Caracas, October 21 (RHC)-- Venezuela’s electoral officials have suspended a recall referendum campaign against President Nicolas Maduro, in a setback for the opposition which has been pushing to prevent the Bolivarian leader from finishing out his term.
In a statement issued last night in Caracas, the National Electoral Council said fraud allegations in the opposition’s preliminary signature gathering were behind its decision to stop it from moving on to the next stage of the recall referendum push.
The announcement came in reaction to rulings earlier in the day by courts in four Venezuelan states that found the initial stage of the opposition’s petition drive had been fraudulent. During that phase, the Venezuelan opposition had gathered signatures from one percent of the electorate.
The next stage, which was scheduled to begin next week but has now been suspended, would have seen the signing petitions calling for
the removal of Maduro from office before the official expiration of his term in 2017. The opposition needed to collect and validate around four million signatures from 20 percent of the electorate in 24 states over three days next week.
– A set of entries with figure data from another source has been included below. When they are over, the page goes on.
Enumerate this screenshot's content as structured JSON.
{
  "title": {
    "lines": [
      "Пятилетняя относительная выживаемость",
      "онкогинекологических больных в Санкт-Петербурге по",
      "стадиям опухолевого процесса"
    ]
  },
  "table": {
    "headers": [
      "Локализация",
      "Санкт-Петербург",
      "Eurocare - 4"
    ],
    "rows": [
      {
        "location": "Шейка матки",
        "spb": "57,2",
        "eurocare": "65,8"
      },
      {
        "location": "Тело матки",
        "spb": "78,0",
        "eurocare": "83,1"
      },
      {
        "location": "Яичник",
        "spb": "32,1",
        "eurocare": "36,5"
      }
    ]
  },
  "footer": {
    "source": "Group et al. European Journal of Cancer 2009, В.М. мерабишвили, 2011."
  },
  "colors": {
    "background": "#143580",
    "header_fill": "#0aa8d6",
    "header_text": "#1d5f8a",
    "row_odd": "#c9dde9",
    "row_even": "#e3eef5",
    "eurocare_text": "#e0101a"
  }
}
“In adherence to the constitution, the National Electoral Council abides by the decisions ordered by the tribunals and has sent instructions to postpone the process of signature gathering until new judicial instructions are known,” the statement said. The electoral board’s new decision went against its August verdict that authenticated the signatures and allowed the opposition’s push to proceed.
Maduro’s opponents had pledged to press for a recall vote against him this year. The referendum, if successful, would set the stage for new presidential elections in the country. Venezuela’s electoral authority had already said there would be no such vote before the end of the year. It said earlier that “the event could be held in the middle of the first quarter of 2017.”
The Venezuelan opposition blames what it calls the president’s “dictatorial tactics” for the severe economic crisis plaguing the South American country. Maduro, however, rejects the accusations, saying the opposition, backed by the United States, has launched an economic war against the country in an attempt to bring about a coup d’état against his administration.